A survey conducted by the association in 2010 found that Area Aging Agencies suffered substantial losses in local funding as a result of the economic downturn.  Forty-eight percent reported that they had cut services, and almost a fifth eliminated some programs altogether. At the same time, about half had increased caseloads and instituted waitlists for some of their services, while most were reducing staff, according to Markwood.

Those cuts, she said, are endangering the programs. But concern is also turning to federal funding for programs for seniors and the possibility that broad programs, such as Medicare, could be cut, even as the number of seniors swells with the aging of the Baby Boom generation. “We’re facing huge and dramatic potential cuts in our federal funding, right at the same time that we have the huge demand in our population of people who are going to need them,” she added.
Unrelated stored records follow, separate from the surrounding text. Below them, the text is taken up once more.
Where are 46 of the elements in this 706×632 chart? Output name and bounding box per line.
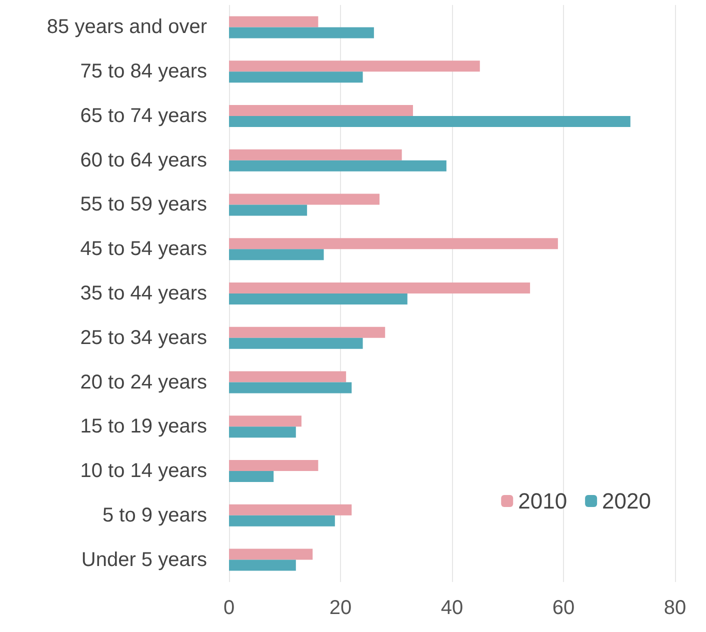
y-tick-label: 75 to 84 years	[80, 60, 207, 83]
bar	[229, 238, 558, 250]
bar	[229, 426, 296, 438]
bar	[229, 515, 335, 526]
bar	[229, 294, 408, 304]
x-tick-label: 0	[223, 597, 235, 619]
legend-label: 2010	[518, 488, 568, 514]
legend-label: 2020	[602, 488, 652, 514]
y-tick-label: Under 5 years	[81, 548, 207, 571]
x-tick-label: 80	[664, 597, 686, 619]
bar	[229, 149, 402, 160]
y-tick-label: 15 to 19 years	[80, 416, 207, 438]
bar	[229, 326, 386, 338]
y-tick-label: 55 to 59 years	[80, 194, 207, 216]
y-tick-label: 65 to 74 years	[80, 104, 207, 127]
bar	[229, 560, 296, 571]
bar	[229, 194, 380, 205]
bar	[229, 116, 630, 127]
bar	[229, 504, 352, 516]
bar	[229, 371, 346, 382]
y-tick-label: 5 to 9 years	[102, 504, 207, 526]
bar	[229, 382, 352, 394]
bar	[229, 204, 308, 216]
x-tick-label: 60	[552, 597, 575, 619]
y-tick-label: 20 to 24 years	[80, 371, 207, 394]
y-tick-label: 85 years and over	[46, 16, 208, 38]
bar	[229, 338, 363, 349]
bar	[229, 60, 480, 72]
y-tick-label: 60 to 64 years	[80, 149, 207, 172]
bar	[229, 282, 530, 294]
bar	[229, 471, 274, 482]
bar	[229, 160, 446, 172]
y-tick-label: 45 to 54 years	[80, 238, 207, 260]
y-tick-label: 10 to 14 years	[80, 460, 207, 482]
bar	[229, 460, 318, 472]
y-tick-label: 35 to 44 years	[80, 282, 207, 304]
bar	[229, 104, 413, 116]
bar	[229, 16, 318, 28]
bar	[229, 416, 302, 427]
bar	[229, 548, 313, 560]
x-tick-label: 20	[329, 597, 352, 619]
bar	[229, 249, 324, 260]
x-tick-label: 40	[440, 597, 464, 619]
bar	[229, 27, 374, 38]
y-tick-label: 25 to 34 years	[80, 326, 207, 349]
bar	[229, 72, 363, 83]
At one session during the meeting, Robert Greenstein of the Center on Budget and Policy Priorities pointed out that even if officials reach an agreement and the debt ceiling is raised, some of the solutions currently on the table provide a short-term fix that would leave legislators in the same position come 2013.

Among the proposals that have been floated is raising the eligibility age for Medicare to 67. That would result in two-thirds of 65- and 66-year-olds paying more out-of-pocket healthcare costs, according to a forecast by the Kaiser Family Foundation. Tricia Neuman, vice president of the foundation, told n4a members arguments that seniors are better off financially than most Americans or have no “skin in the game” when it comes to using healthcare services are misguided.  Kaiser Health News is a independent program of the Kaiser Family Foundation.

Another option favored by Republicans—giving state block grants to cover Medicaid costs—is something to be wary of, said Bruce Chernof of the SCAN Foundation, a foundation that focuses on senior issues. They “sound simplistically valuable, but they create very important challenges on the delivery side,” he said.

In the past weeks, several groups –including Medicaid advocates, hospitals and other health care providers, the pharmaceutical industry, and the AARP—have also expressed concern over the effects of the proposed cuts.

On Tuesday, Markwood urged the members of the National Association of Aging Agencies to join those groups.

“It’s my fear that if we go down that route, what’s going to end up happening is that it may not be in 2013, but 2012 that we have to revisit this and fix all of the mistakes that were instituted as we tried to respond to a fiscal crisis, but we left the human factor out,” Markwood said.